Definition of the iterator RepVal(A) generating (repeat length, value)-tuples in A:
function repeatlength(A, i)
k = 1
@inbounds while i + k ≤ lastindex(A) && isequal(A[i+k], A[i])
k += 1
end
k
end
"""
RepVal(A)
Iterator generating the all (repeat length, value)-tuples in `A`.
"""
struct RepVal{T} A::T end
Base.IteratorSize(::Type{RepVal{T}}) where T = Base.SizeUnknown()
Base.eltype(x::RepVal) = Tuple{Int, eltype(x.A)} # (rep.len., value)
Base.iterate(x::RepVal) = iterate(x, firstindex(x.A))
function Base.iterate(x::RepVal, i::Int)
i > lastindex(x.A) && return nothing
k = repeatlength(x.A, i)
(k, x.A[i]), i + k
end
Input:
A = [1, 2, 3, 3, 3, 1, 1, 1, NaN, NaN, NaN, 2, 2, 3]
@show A
RepVal(A) |> collect
Output:
A = [1.0, 2.0, 3.0, 3.0, 3.0, 1.0, 1.0, 1.0, NaN, NaN, NaN, 2.0, 2.0, 3.0]

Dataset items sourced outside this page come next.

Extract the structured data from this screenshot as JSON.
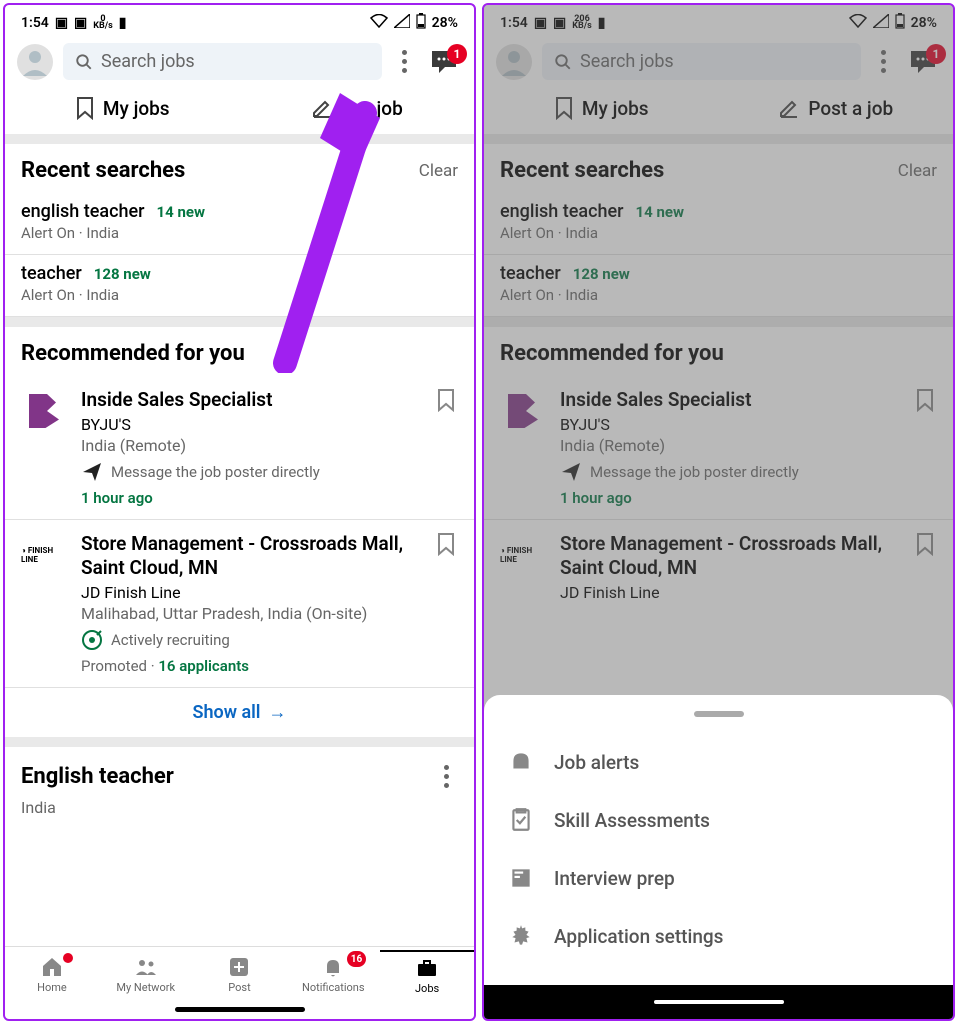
{
  "left": {
    "status": {
      "time": "1:54",
      "kbs": "0",
      "kbs_unit": "KB/s",
      "battery": "28%"
    },
    "search": {
      "placeholder": "Search jobs"
    },
    "chat_badge": "1",
    "tabs": {
      "my_jobs": "My jobs",
      "post_job": "Post a job_partial",
      "post_job_suffix": "st a job"
    },
    "recent": {
      "title": "Recent searches",
      "clear": "Clear",
      "items": [
        {
          "q": "english teacher",
          "new": "14 new",
          "meta": "Alert On · India"
        },
        {
          "q": "teacher",
          "new": "128 new",
          "meta": "Alert On · India"
        }
      ]
    },
    "rec": {
      "title": "Recommended for you",
      "jobs": [
        {
          "title": "Inside Sales Specialist",
          "company": "BYJU'S",
          "loc": "India (Remote)",
          "extra": "Message the job poster directly",
          "time": "1 hour ago"
        },
        {
          "title": "Store Management - Crossroads Mall, Saint Cloud, MN",
          "company": "JD Finish Line",
          "loc": "Malihabad, Uttar Pradesh, India (On-site)",
          "recruiting": "Actively recruiting",
          "promoted": "Promoted · ",
          "applicants": "16 applicants"
        }
      ],
      "show_all": "Show all"
    },
    "eng": {
      "title": "English teacher",
      "sub": "India"
    },
    "nav": {
      "home": "Home",
      "network": "My Network",
      "post": "Post",
      "notif": "Notifications",
      "jobs": "Jobs",
      "notif_badge": "16"
    }
  },
  "right": {
    "status": {
      "time": "1:54",
      "kbs": "206",
      "kbs_unit": "KB/s",
      "battery": "28%"
    },
    "search": {
      "placeholder": "Search jobs"
    },
    "chat_badge": "1",
    "tabs": {
      "my_jobs": "My jobs",
      "post_job": "Post a job"
    },
    "recent": {
      "title": "Recent searches",
      "clear": "Clear",
      "items": [
        {
          "q": "english teacher",
          "new": "14 new",
          "meta": "Alert On · India"
        },
        {
          "q": "teacher",
          "new": "128 new",
          "meta": "Alert On · India"
        }
      ]
    },
    "rec": {
      "title": "Recommended for you",
      "jobs": [
        {
          "title": "Inside Sales Specialist",
          "company": "BYJU'S",
          "loc": "India (Remote)",
          "extra": "Message the job poster directly",
          "time": "1 hour ago"
        },
        {
          "title": "Store Management - Crossroads Mall, Saint Cloud, MN",
          "company": "JD Finish Line"
        }
      ]
    },
    "sheet": {
      "items": [
        "Job alerts",
        "Skill Assessments",
        "Interview prep",
        "Application settings"
      ]
    }
  }
}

7-element Vector{Tuple{Int64, Float64}}:
(1, 1.0)
(1, 2.0)
(3, 3.0)
(3, 1.0)
(3, NaN)
(2, 2.0)
(1, 3.0)
Input:
maxrep_maxval(A) = maximum(RepVal(A))
maxrep_maxval(A)
Output:
(3, NaN)
Input:
negrep((k, v)) = (-k, v)
maxrep_minval(A) = negrep(minimum(negrep, RepVal(A)))
maxrep_minval(A)
Output:
(3, 1.0)
The iterator RepVal(A) itself is very useful. We would do well to try to write types and functions that can be used as generic components.
For details of how to create an iterator, see Interfaces · The Julia Language.
Postscript 1: My interpretation of the problem is different from others. But this is also supposed to be helpful, so I’ll leave it at that. 
Postscript 2: My minmode(X) function:
using StatsBase
swap_negrep((val, rep)) = (-rep, val)
inv_swap_negrep((rep, val)) = (val, -rep)
minmode(X) = inv_swap_negrep(minimum(swap_negrep, countmap(X)))
This uses the lexicographic ordering of tuples, the same trick as above.